Mr Darby correctly points out that Scotland is one of the richest areas of the UK, a tribute one might think to the redistributionist effect over time of Barnett enhanced public expenditure and a sign perhaps that Scotland is hardly discriminated against in UK terms.
So why, then, do we need enhanced levels of public expenditure vis a vis the UK? The answer is simple. To maintain universal services in a country half the size of England with a tenth of the population simply costs more.
Scotland is not a ‘small’ country. It is, in fact, a big country with a small population. It needs more roads, more cables, more train tracks, more transport links simply to achieve the same results as the rest of the UK. At the moment this expenditure burden is shared across a unitary state. An independent Scotland would have to shoulder it on its own.
Mr Darby notes projects such as HS2 from which Scotland receives no benefit. Central governments of whatever hue have a regrettable love of large expenditure projects on their doorstep. When one travels, as I do, on the spanking new Queensferry crossing or on the vastly enhanced Glasgow/ Edinburgh link and then arrives at the broken and woefully underinvested transport links of Argyll, one cannot but wonder if the UK Government has spawned a little imitator in Holyrood?
It is deeply to be regretted that Argyll and Bute Council cannot take up some of the slack but its own budgets have been part of the 4.7 per cent real decline vis a vis the overall Scottish Government budget which, coupled with increasing central directions as to how funds should be spent, has done such huge damage to councils’ abilities to fulfil their statutory responsibilities.
Perhaps a confrontation of the hard fiscal realities of independence might make for a more honest debate on its merits or demerits.
Hugh Andrew, Newington Road, Edinburgh.
Needs of Western Isles are being ignored
It comes as no surprise that the money allocated by the government is not going to be used for the benefits of us islanders, and indeed it has now and in recent years come to the point that the general public have lost all trust and faith in both the council and the health board.

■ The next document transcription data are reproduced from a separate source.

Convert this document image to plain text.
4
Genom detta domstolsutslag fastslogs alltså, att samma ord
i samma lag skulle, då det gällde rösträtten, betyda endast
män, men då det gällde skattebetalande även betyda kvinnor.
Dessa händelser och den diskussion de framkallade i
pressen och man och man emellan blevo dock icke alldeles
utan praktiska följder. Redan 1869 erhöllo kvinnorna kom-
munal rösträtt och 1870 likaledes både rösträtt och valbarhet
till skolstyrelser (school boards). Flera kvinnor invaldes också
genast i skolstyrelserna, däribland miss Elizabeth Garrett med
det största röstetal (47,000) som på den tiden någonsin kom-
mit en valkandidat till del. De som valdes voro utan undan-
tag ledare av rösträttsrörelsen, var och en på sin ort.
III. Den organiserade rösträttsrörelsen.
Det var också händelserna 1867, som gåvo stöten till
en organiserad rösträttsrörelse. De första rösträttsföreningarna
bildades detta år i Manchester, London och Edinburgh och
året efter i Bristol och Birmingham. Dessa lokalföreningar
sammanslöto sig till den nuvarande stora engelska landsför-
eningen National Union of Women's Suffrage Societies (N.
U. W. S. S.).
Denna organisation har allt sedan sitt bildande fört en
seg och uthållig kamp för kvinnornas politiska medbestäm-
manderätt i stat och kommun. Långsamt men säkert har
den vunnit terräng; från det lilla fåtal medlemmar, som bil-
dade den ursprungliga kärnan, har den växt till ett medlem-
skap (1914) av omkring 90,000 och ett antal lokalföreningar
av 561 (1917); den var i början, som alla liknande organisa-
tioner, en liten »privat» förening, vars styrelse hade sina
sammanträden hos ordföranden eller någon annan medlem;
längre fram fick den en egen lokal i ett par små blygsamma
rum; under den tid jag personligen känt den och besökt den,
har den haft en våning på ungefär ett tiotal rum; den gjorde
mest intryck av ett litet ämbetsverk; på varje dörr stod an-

It is apparent that they simply do not pursue the local folks’ wishes. Good examples are the dental services and the botched game that’s being pressed on to the good folks of Barra, who have seen through the proposed misty mire.
My mathematics tell me that a blind eye is upon an out of order situation here and that no proper action has been taken to have quotas put on the numbers that swamp our isles annually.
If there are two campervans blocking our access, it means we are being severely compromised as to where and when we go anywhere.
Gaelic language education and even our way of life have suffered much due to politics and to the degree it is now toxic to our lifestyle and welfare.
We are constantly being ignored, and now have lost any confidence in the people who are supposed to be taking care of us on these Western Isles.
Aonghas Eoghainn Mhoir, Uibhist a Deas.